Nebraska faced the worst flooding in the state's history.
May 7, 2019
Nebraska faced the worst flooding in the state’s history in late March of 2019. Residents across the state were ordered to evacuate from their homes in order to stay safe from flood waters. Heavy rain and fast melting snow caused the flooding in Nebraska.
To put this into perspective, 77 of 93 Nebraska counties were under a state of emergency.
“I don’t think there’s ever been a disaster this widespread in Nebraska,” Nebraska governor Pete Ricketts said while visiting Wood River, a small community about 15 miles southwest of Grand Island.
Neighboring states such as Iowa helped give flood relief to those affected by the state. Because most of the state faced damages due to flooding, numerous farms were affected by the flooding. It is expected that thousands of livestock were killed. Many farmers across the nation donated cattle and hay to the farmers that were impacted.
The term “Nebraska strong” was introduced during the extreme flood period by Governor Ricketts. “Nebraska’s response to the flooding has been incredible as neighbors have been stepping up to help one another”.
“Together, we will rebuild and keep our communities strong and growing.”

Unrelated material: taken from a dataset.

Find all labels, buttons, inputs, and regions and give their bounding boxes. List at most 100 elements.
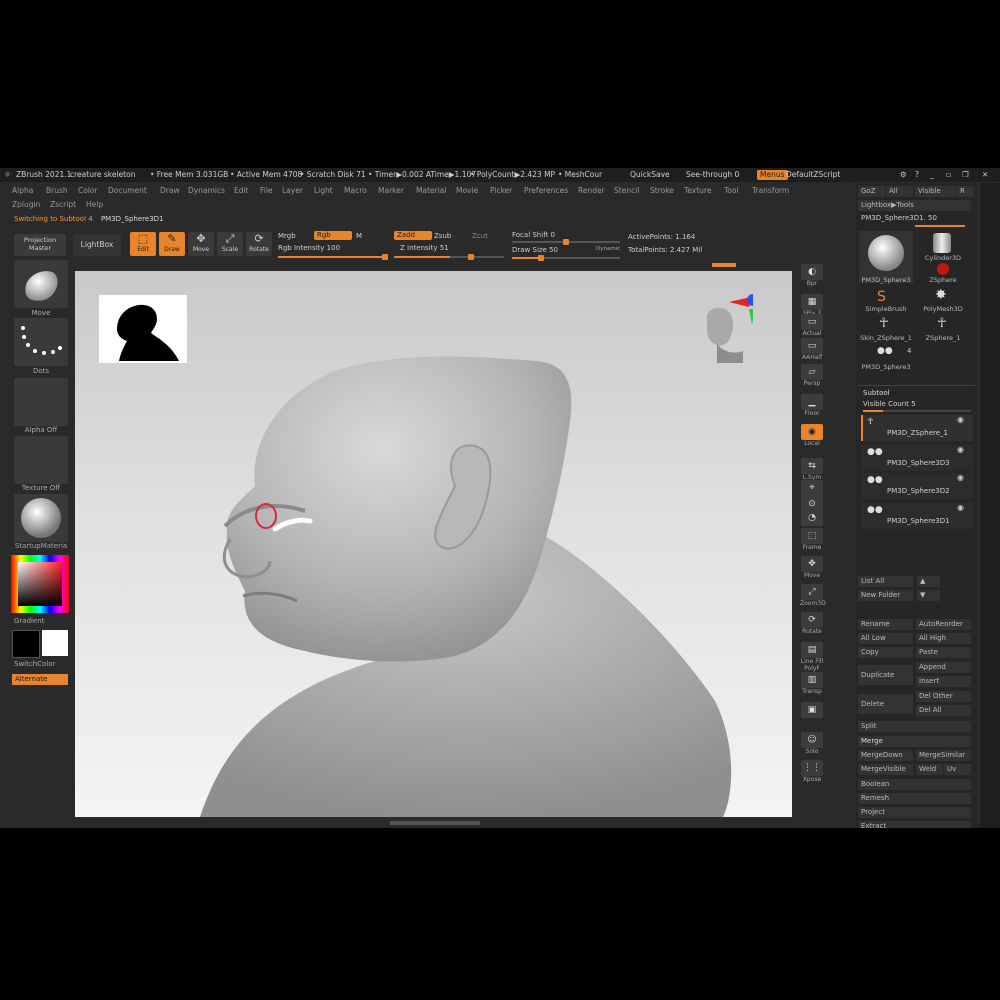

Elkhorn High School has helped participate in flood relief efforts. A few Elkhorn High students have been affected by the flooding. A food and clothing donation was done at the high school weeks ago.
“We still need to determine what organization is most in need,” Ms. Whalen, student-council advisor, said. “We intend to stay in the local area.”
“We want to wait and see what group of people has the greatest need once we hit summer,” Whalen said. “Because some organizations, thankfully, have been innovative with their donations and we wanted to make sure that it went to somebody that wasn’t seeing as much [donations].”
Elkhorn continues to see traffic as 204th and Dodge remains closed except for local residents that need to get back to their homes. It is not known when the road will open again for public use.
Nebraska Department of Transportation has estimated that $100 million in damage to Nebraska
State Highway System and $60 million in damage to local roads on federal aid routes. “At the peak of flooding 3,300 miles of road were closed due to blizzard conditions or water on the roads,” The Nebraska Department of Transportation website states. As of April 15th, only 11 miles of road are closed right now due to flood/blizzard damage.